Wednesday, 20 October 2010

Valentines hand job on the back row.

Valentines day 2006. My boyfriend at the time, *Dan took me out. here's the story.



"Hello gorgeous", He says as i get in the car. He leans in to kiss me. He's gone abit wild on the colone. But atleast he dosen't stink of piss tonight.

"this is for you"

He hands me a red envelope. No rose or teddy bear. Thoughtfull. The folds are soggy and haven't stuck properly, too much spit. I slide the card out. It's illustrated with cartoon figures stood on a flaming heart. The 99p price sticker still present. Wanker.

"To Amy. Love from Dan xxx" - scribbled inside carelessley.

"thanks babe"

He smiles, asthough pleased with himself, "It's alright gorge", and puts his foot down, en route to the Boro.

The cinema is packed. We're late and there are few seats left. We find two at the back, having to clamber over an army of seated chavs, who are reluctant to make abit of room to let my fat arse slide past more discreetley. I don't make a scene. They might beat me.

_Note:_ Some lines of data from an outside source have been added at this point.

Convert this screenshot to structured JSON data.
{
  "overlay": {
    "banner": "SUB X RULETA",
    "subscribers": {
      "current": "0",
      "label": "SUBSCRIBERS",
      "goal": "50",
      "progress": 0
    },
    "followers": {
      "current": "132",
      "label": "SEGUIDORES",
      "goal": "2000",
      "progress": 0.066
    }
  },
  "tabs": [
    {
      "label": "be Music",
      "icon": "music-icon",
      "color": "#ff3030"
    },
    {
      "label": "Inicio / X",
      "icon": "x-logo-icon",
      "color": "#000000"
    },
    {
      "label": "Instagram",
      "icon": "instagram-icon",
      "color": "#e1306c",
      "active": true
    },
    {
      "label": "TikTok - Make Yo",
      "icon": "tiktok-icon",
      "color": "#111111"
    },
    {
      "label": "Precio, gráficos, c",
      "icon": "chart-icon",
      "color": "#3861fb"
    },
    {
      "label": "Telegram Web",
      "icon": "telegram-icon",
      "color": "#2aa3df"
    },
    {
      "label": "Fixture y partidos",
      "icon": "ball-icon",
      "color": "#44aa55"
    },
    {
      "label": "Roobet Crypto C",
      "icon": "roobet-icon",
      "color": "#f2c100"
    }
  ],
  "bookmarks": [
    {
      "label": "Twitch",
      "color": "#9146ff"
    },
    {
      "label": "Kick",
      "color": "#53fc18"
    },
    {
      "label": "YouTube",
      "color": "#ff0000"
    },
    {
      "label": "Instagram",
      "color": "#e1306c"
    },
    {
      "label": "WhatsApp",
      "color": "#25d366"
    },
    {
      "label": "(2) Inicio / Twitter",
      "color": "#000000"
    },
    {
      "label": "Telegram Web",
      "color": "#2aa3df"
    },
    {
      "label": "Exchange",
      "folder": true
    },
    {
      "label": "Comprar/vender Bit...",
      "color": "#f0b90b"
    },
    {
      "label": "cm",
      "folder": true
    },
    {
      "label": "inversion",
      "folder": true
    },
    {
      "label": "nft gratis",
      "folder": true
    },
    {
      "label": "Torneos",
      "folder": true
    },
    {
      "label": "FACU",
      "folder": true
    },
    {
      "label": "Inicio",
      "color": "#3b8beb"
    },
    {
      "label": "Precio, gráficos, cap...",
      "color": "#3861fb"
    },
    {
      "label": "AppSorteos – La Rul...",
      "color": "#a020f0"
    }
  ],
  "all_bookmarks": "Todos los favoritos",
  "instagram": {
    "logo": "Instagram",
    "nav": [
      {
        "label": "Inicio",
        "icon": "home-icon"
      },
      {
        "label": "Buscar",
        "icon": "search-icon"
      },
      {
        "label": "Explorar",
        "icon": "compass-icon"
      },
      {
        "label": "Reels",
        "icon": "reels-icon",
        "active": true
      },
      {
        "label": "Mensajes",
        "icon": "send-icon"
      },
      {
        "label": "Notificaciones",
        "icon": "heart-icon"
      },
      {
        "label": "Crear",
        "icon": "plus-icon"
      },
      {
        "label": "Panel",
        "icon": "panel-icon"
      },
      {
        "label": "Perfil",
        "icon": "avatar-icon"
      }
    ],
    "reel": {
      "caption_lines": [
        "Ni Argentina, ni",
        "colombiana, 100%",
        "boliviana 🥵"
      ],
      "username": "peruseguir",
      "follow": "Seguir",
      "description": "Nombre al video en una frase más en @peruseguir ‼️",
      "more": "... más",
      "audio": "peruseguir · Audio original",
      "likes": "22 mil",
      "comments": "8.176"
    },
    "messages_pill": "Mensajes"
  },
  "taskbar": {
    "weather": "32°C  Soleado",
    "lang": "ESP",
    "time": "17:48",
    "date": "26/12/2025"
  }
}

The rustle of popcorn bags and sweet packets is getting right on my tits, and I can't see the screen for the 6ft bald bloke infront of me. Cock.

Typical.

"You alright babe?", Dan asks, one eye scanning my face for doubt. The other doing somersaults. His eyes have been fucked since birth apparantly.

"Yeah, i'm fine", i smile reasuringly. I reckon he knows that i'm bored. His hand entwined with mine is uncomfortable. Sweating like fuck. The lights dim as the movie starts. He slides his hand from mine (thank fuck) and sneaks it on to my thigh with caution. He's tense. Fanny fright.

The films wank, but we aren't really watching it anyway. I have my hand in his trackies. My coat over his lap to conceal this in-pant filth from the cinema audience. He's already got a semi. I stroke and grope him till i feel him growing solid.

He's solid.

The fun in his pants dosen't last longer than 2 minutes. His warm sticky love piss wet on my hand. The film should be finishing soon, better sort my self out. I slide my gooey hand from his pants and wipe the evidence of a backseat cinema sin on the seat infront. Sorted.